What is lyd (Libyan Dinar)’
Lyd is the Currency abbreviation for the Libyan Dinar, the Currency of Libya, a country in North Africa. The Libyan Dinar is often called jni or jenh in Libya. The abbreviation for lid is often used to Libyan Dinar in the currency market, where currencies of different countries buy, sell and exchange.
The penetration of ‘lyd (Libyan Dinar)’
The Libyan Dinar is divided into 1000 dirham and is often presented with the symbol LD. The word dirham is never used in everyday language, but the word “garsh”, which refers to 10 dirham, is used instead.
Libya was part of the Ottoman Empire and then the Ottoman piastres was the currency used in the country. It was then colonized by Italy in 1911, when he accepted the Italian Lira as its currency. Libya gained independence in 1951, after which the country introduced its own currency, the Libyan pound. Many different currencies were used in Libya before independence: the Italian Lira, the Algerian franc and the Egyptian pound were all used across the country at different points in history.
In 1971, the Libyan Dinar replaced the Libyan pound at par. Now the Currency is issued denominations of denominations of 1, 5, 10, 20 and 50 dinars. It also includes coins of 50 and 100 dirhams, as well as ¼ and ½ Dinar.
The Economy Of Libya
Libya is an OPEC member and has an economy that largely depends on oil. It began exporting oil in 1961, and oil and gas accounted for about 82 percent of export earnings and 60 percent of its GDP.
However, in the last decade the economy suffered from political developments in the region and the decline in world oil prices.

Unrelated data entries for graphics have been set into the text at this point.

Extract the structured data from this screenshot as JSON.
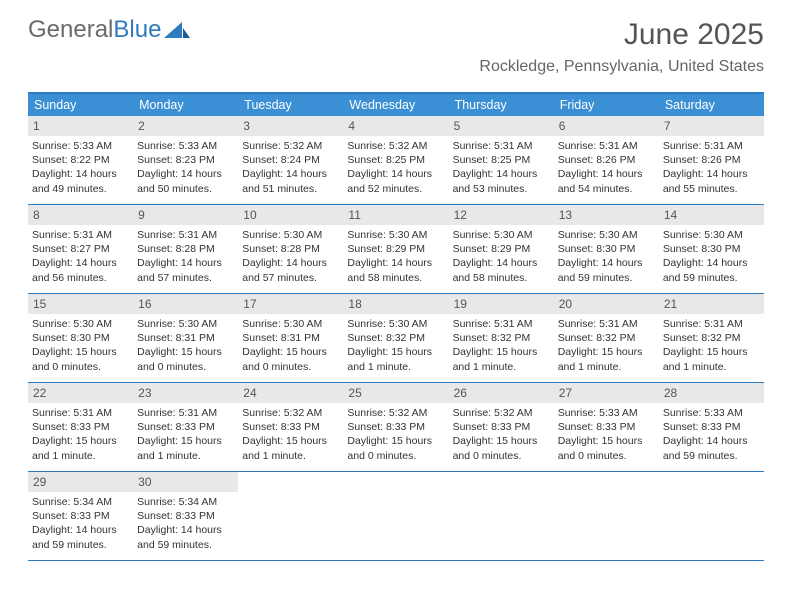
{
  "brand": {
    "part1": "General",
    "part2": "Blue"
  },
  "title": "June 2025",
  "location": "Rockledge, Pennsylvania, United States",
  "colors": {
    "header_bar": "#3b8fd4",
    "rule": "#2f7bbf",
    "daynum_bg": "#e8e8e8",
    "text": "#333333",
    "title_text": "#555555"
  },
  "dow": [
    "Sunday",
    "Monday",
    "Tuesday",
    "Wednesday",
    "Thursday",
    "Friday",
    "Saturday"
  ],
  "days": [
    {
      "n": "1",
      "sunrise": "5:33 AM",
      "sunset": "8:22 PM",
      "daylight": "14 hours and 49 minutes."
    },
    {
      "n": "2",
      "sunrise": "5:33 AM",
      "sunset": "8:23 PM",
      "daylight": "14 hours and 50 minutes."
    },
    {
      "n": "3",
      "sunrise": "5:32 AM",
      "sunset": "8:24 PM",
      "daylight": "14 hours and 51 minutes."
    },
    {
      "n": "4",
      "sunrise": "5:32 AM",
      "sunset": "8:25 PM",
      "daylight": "14 hours and 52 minutes."
    },
    {
      "n": "5",
      "sunrise": "5:31 AM",
      "sunset": "8:25 PM",
      "daylight": "14 hours and 53 minutes."
    },
    {
      "n": "6",
      "sunrise": "5:31 AM",
      "sunset": "8:26 PM",
      "daylight": "14 hours and 54 minutes."
    },
    {
      "n": "7",
      "sunrise": "5:31 AM",
      "sunset": "8:26 PM",
      "daylight": "14 hours and 55 minutes."
    },
    {
      "n": "8",
      "sunrise": "5:31 AM",
      "sunset": "8:27 PM",
      "daylight": "14 hours and 56 minutes."
    },
    {
      "n": "9",
      "sunrise": "5:31 AM",
      "sunset": "8:28 PM",
      "daylight": "14 hours and 57 minutes."
    },
    {
      "n": "10",
      "sunrise": "5:30 AM",
      "sunset": "8:28 PM",
      "daylight": "14 hours and 57 minutes."
    },
    {
      "n": "11",
      "sunrise": "5:30 AM",
      "sunset": "8:29 PM",
      "daylight": "14 hours and 58 minutes."
    },
    {
      "n": "12",
      "sunrise": "5:30 AM",
      "sunset": "8:29 PM",
      "daylight": "14 hours and 58 minutes."
    },
    {
      "n": "13",
      "sunrise": "5:30 AM",
      "sunset": "8:30 PM",
      "daylight": "14 hours and 59 minutes."
    },
    {
      "n": "14",
      "sunrise": "5:30 AM",
      "sunset": "8:30 PM",
      "daylight": "14 hours and 59 minutes."
    },
    {
      "n": "15",
      "sunrise": "5:30 AM",
      "sunset": "8:30 PM",
      "daylight": "15 hours and 0 minutes."
    },
    {
      "n": "16",
      "sunrise": "5:30 AM",
      "sunset": "8:31 PM",
      "daylight": "15 hours and 0 minutes."
    },
    {
      "n": "17",
      "sunrise": "5:30 AM",
      "sunset": "8:31 PM",
      "daylight": "15 hours and 0 minutes."
    },
    {
      "n": "18",
      "sunrise": "5:30 AM",
      "sunset": "8:32 PM",
      "daylight": "15 hours and 1 minute."
    },
    {
      "n": "19",
      "sunrise": "5:31 AM",
      "sunset": "8:32 PM",
      "daylight": "15 hours and 1 minute."
    },
    {
      "n": "20",
      "sunrise": "5:31 AM",
      "sunset": "8:32 PM",
      "daylight": "15 hours and 1 minute."
    },
    {
      "n": "21",
      "sunrise": "5:31 AM",
      "sunset": "8:32 PM",
      "daylight": "15 hours and 1 minute."
    },
    {
      "n": "22",
      "sunrise": "5:31 AM",
      "sunset": "8:33 PM",
      "daylight": "15 hours and 1 minute."
    },
    {
      "n": "23",
      "sunrise": "5:31 AM",
      "sunset": "8:33 PM",
      "daylight": "15 hours and 1 minute."
    },
    {
      "n": "24",
      "sunrise": "5:32 AM",
      "sunset": "8:33 PM",
      "daylight": "15 hours and 1 minute."
    },
    {
      "n": "25",
      "sunrise": "5:32 AM",
      "sunset": "8:33 PM",
      "daylight": "15 hours and 0 minutes."
    },
    {
      "n": "26",
      "sunrise": "5:32 AM",
      "sunset": "8:33 PM",
      "daylight": "15 hours and 0 minutes."
    },
    {
      "n": "27",
      "sunrise": "5:33 AM",
      "sunset": "8:33 PM",
      "daylight": "15 hours and 0 minutes."
    },
    {
      "n": "28",
      "sunrise": "5:33 AM",
      "sunset": "8:33 PM",
      "daylight": "14 hours and 59 minutes."
    },
    {
      "n": "29",
      "sunrise": "5:34 AM",
      "sunset": "8:33 PM",
      "daylight": "14 hours and 59 minutes."
    },
    {
      "n": "30",
      "sunrise": "5:34 AM",
      "sunset": "8:33 PM",
      "daylight": "14 hours and 59 minutes."
    }
  ],
  "labels": {
    "sunrise": "Sunrise: ",
    "sunset": "Sunset: ",
    "daylight": "Daylight: "
  },
  "layout": {
    "cols": 7,
    "rows": 5,
    "start_offset": 0,
    "trailing_empty": 5
  }
}
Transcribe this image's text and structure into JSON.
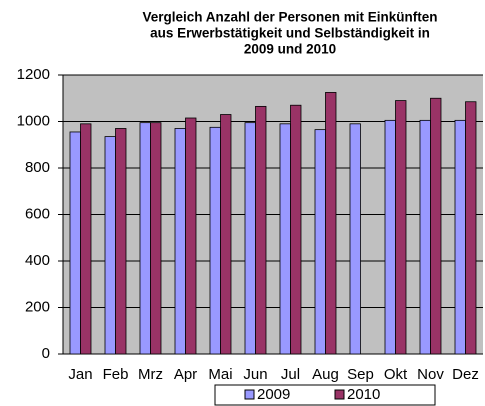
{
  "chart_data": {
    "type": "bar",
    "title": [
      "Vergleich Anzahl der Personen mit Einkünften",
      "aus Erwerbstätigkeit und Selbständigkeit in",
      "2009 und 2010"
    ],
    "categories": [
      "Jan",
      "Feb",
      "Mrz",
      "Apr",
      "Mai",
      "Jun",
      "Jul",
      "Aug",
      "Sep",
      "Okt",
      "Nov",
      "Dez"
    ],
    "series": [
      {
        "name": "2009",
        "color": "#9999ff",
        "values": [
          955,
          935,
          995,
          970,
          975,
          995,
          990,
          965,
          990,
          1005,
          1005,
          1005
        ]
      },
      {
        "name": "2010",
        "color": "#993366",
        "values": [
          990,
          970,
          995,
          1015,
          1030,
          1065,
          1070,
          1125,
          null,
          1090,
          1100,
          1085
        ]
      }
    ],
    "ylim": [
      0,
      1200
    ],
    "yticks": [
      0,
      200,
      400,
      600,
      800,
      1000,
      1200
    ],
    "grid": true,
    "legend": "bottom"
  }
}
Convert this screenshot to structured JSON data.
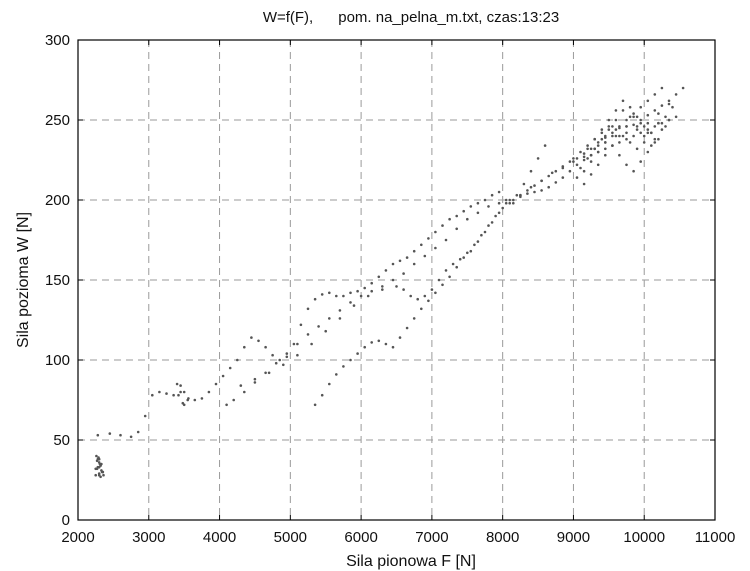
{
  "chart_data": {
    "type": "scatter",
    "title": "W=f(F),      pom. na_pelna_m.txt, czas:13:23",
    "xlabel": "Sila pionowa F [N]",
    "ylabel": "Sila pozioma W [N]",
    "xlim": [
      2000,
      11000
    ],
    "ylim": [
      0,
      300
    ],
    "xticks": [
      "2000",
      "3000",
      "4000",
      "5000",
      "6000",
      "7000",
      "8000",
      "9000",
      "10000",
      "11000"
    ],
    "yticks": [
      "0",
      "50",
      "100",
      "150",
      "200",
      "250",
      "300"
    ],
    "grid": true,
    "marker_color": "#555555",
    "series": [
      {
        "x": [
          2250,
          2270,
          2300,
          2330,
          2350,
          2320,
          2280,
          2260,
          2300,
          2340,
          2360,
          2320,
          2290,
          2270,
          2250,
          2300,
          2330,
          2310,
          2280,
          2300,
          2350,
          2300,
          2280,
          2450,
          2600,
          2750,
          2850,
          2950,
          3050,
          3150,
          3250,
          3350,
          3400,
          3450,
          3500,
          3550,
          3500,
          3450,
          3420,
          3480,
          3560,
          3650,
          3750,
          3850,
          3950,
          4050,
          4150,
          4250,
          4350,
          4450,
          4550,
          4650,
          4750,
          4850,
          4950,
          5050,
          5150,
          5250,
          5350,
          5450,
          5550,
          5650,
          5750,
          5850,
          5950,
          6050,
          6150,
          6250,
          6350,
          6450,
          6550,
          6650,
          6750,
          6850,
          6950,
          7050,
          7150,
          7250,
          7350,
          7450,
          7550,
          7650,
          7750,
          7850,
          7950,
          8050,
          8150,
          8250,
          8350,
          8450,
          8550,
          8650,
          8750,
          8850,
          8950,
          9050,
          9150,
          9250,
          9350,
          9450,
          9550,
          9650,
          9750,
          9850,
          9950,
          10050,
          10150,
          10250,
          10350,
          10450,
          10550
        ],
        "y": [
          28,
          32,
          38,
          35,
          30,
          27,
          33,
          40,
          36,
          30,
          28,
          34,
          39,
          37,
          32,
          29,
          31,
          35,
          38,
          33,
          30,
          28,
          53,
          54,
          53,
          52,
          55,
          65,
          78,
          80,
          79,
          78,
          85,
          80,
          72,
          75,
          80,
          84,
          78,
          73,
          76,
          75,
          76,
          80,
          85,
          90,
          95,
          100,
          108,
          114,
          112,
          108,
          103,
          100,
          102,
          110,
          122,
          132,
          138,
          141,
          142,
          140,
          140,
          142,
          143,
          145,
          148,
          152,
          156,
          160,
          162,
          164,
          168,
          172,
          176,
          180,
          184,
          188,
          190,
          193,
          196,
          198,
          200,
          203,
          205,
          200,
          198,
          203,
          206,
          209,
          212,
          215,
          218,
          221,
          224,
          226,
          229,
          232,
          236,
          239,
          242,
          245,
          246,
          247,
          250,
          253,
          256,
          259,
          262,
          266,
          270
        ]
      },
      {
        "x": [
          4100,
          4200,
          4350,
          4500,
          4650,
          4800,
          4950,
          5100,
          5250,
          5400,
          5550,
          5700,
          5850,
          6000,
          6150,
          6300,
          6450,
          6600,
          6750,
          6900,
          7050,
          7200,
          7350,
          7500,
          7650,
          7800,
          7950,
          8100,
          8250,
          8400,
          8550,
          8700,
          8850,
          9000,
          9150,
          9300,
          9450,
          9600,
          9750,
          9900,
          10050,
          10200,
          10350
        ],
        "y": [
          72,
          75,
          80,
          86,
          92,
          98,
          104,
          110,
          116,
          121,
          126,
          131,
          136,
          140,
          143,
          146,
          150,
          154,
          160,
          165,
          170,
          175,
          182,
          188,
          192,
          196,
          198,
          200,
          203,
          208,
          212,
          217,
          220,
          224,
          227,
          232,
          236,
          240,
          242,
          244,
          248,
          254,
          260
        ]
      },
      {
        "x": [
          5350,
          5450,
          5550,
          5650,
          5750,
          5850,
          5950,
          6050,
          6150,
          6250,
          6350,
          6450,
          6550,
          6650,
          6750,
          6850,
          6950,
          7050,
          7150,
          7250,
          7350,
          7450,
          7550,
          7650,
          7750,
          7850,
          7950,
          8050,
          8150,
          8250,
          8350,
          8450,
          8550,
          8650,
          8750,
          8850,
          8950,
          9050,
          9150,
          9250,
          9350,
          9450,
          9550,
          9650,
          9750,
          9850,
          9950,
          10050,
          10150,
          10250,
          10350,
          10450
        ],
        "y": [
          72,
          78,
          85,
          91,
          96,
          100,
          104,
          108,
          111,
          112,
          110,
          108,
          114,
          120,
          126,
          132,
          137,
          142,
          147,
          152,
          158,
          164,
          168,
          174,
          180,
          186,
          192,
          198,
          200,
          202,
          204,
          205,
          206,
          208,
          211,
          214,
          218,
          222,
          225,
          228,
          230,
          232,
          234,
          236,
          238,
          240,
          242,
          244,
          246,
          248,
          250,
          252
        ]
      },
      {
        "x": [
          4300,
          4500,
          4700,
          4900,
          5100,
          5300,
          5500,
          5700,
          5900,
          6100,
          6300,
          6500,
          6600,
          6700,
          6800,
          6900,
          7000,
          7100,
          7200,
          7300,
          7400,
          7500,
          7600,
          7700,
          7800,
          7900,
          8000,
          8100,
          8200,
          8300,
          8400,
          8500,
          8600
        ],
        "y": [
          84,
          88,
          92,
          97,
          103,
          110,
          118,
          126,
          134,
          140,
          144,
          146,
          144,
          140,
          138,
          140,
          144,
          150,
          156,
          160,
          163,
          167,
          172,
          178,
          184,
          190,
          195,
          198,
          203,
          210,
          218,
          226,
          234
        ]
      },
      {
        "x": [
          9000,
          9100,
          9200,
          9300,
          9400,
          9500,
          9600,
          9700,
          9800,
          9900,
          10000,
          10100,
          10200,
          10300,
          10400,
          9050,
          9150,
          9250,
          9350,
          9450,
          9550,
          9650,
          9750,
          9850,
          9950,
          10050,
          10150,
          10250,
          10350,
          9100,
          9200,
          9300,
          9400,
          9500,
          9600,
          9700,
          9800,
          9900,
          10000,
          10100,
          10200,
          10300,
          9150,
          9250,
          9350,
          9450,
          9550,
          9650,
          9750,
          9850,
          9950,
          10050,
          10150,
          10250,
          9200,
          9300,
          9400,
          9500,
          9600,
          9700,
          9800,
          9900,
          10000,
          10100,
          10200,
          9250,
          9350,
          9450,
          9550,
          9650,
          9750,
          9850,
          9950,
          10050,
          10150
        ],
        "y": [
          226,
          230,
          234,
          238,
          242,
          246,
          244,
          240,
          236,
          232,
          236,
          242,
          248,
          252,
          258,
          214,
          218,
          224,
          230,
          236,
          240,
          246,
          250,
          254,
          248,
          242,
          238,
          244,
          250,
          220,
          226,
          232,
          238,
          244,
          250,
          256,
          252,
          246,
          240,
          234,
          238,
          246,
          210,
          216,
          222,
          228,
          234,
          240,
          246,
          252,
          258,
          262,
          266,
          270,
          232,
          238,
          244,
          250,
          256,
          262,
          258,
          252,
          246,
          242,
          248,
          228,
          234,
          240,
          246,
          228,
          222,
          218,
          224,
          230,
          236
        ]
      }
    ]
  }
}
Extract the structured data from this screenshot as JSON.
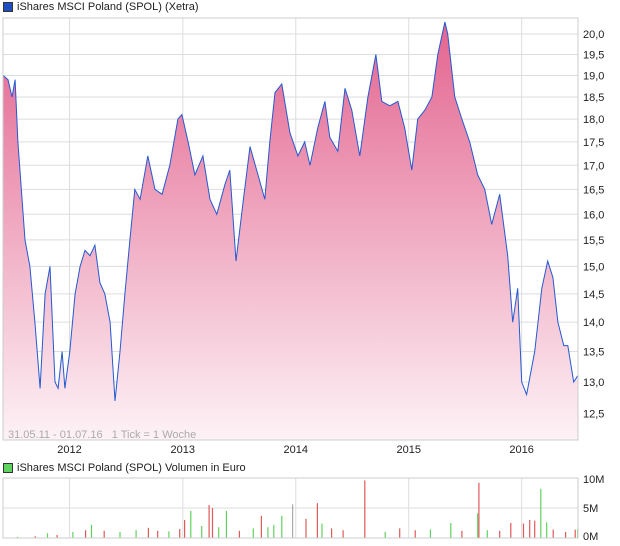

In 2011 there were mass protests and eventually a civil war in Libya. In 2014 he started another civil war in Libya. Instability and violence that followed has a significant impact on the economy.
According to data published in 2017, Libya lost $127 billion in oil revenues between because of the war, political instability and blockade of oilfields in the country.
In 2017 there was a boom of oil production in the country, which helped to boost GDP growth. However, the country still has not returned to its pre-war level of income from the sale of oil or production, which in its heyday reached 1.6 million barrels per day.
From 2017, the rate of inflation in Libya was 32.8 percent.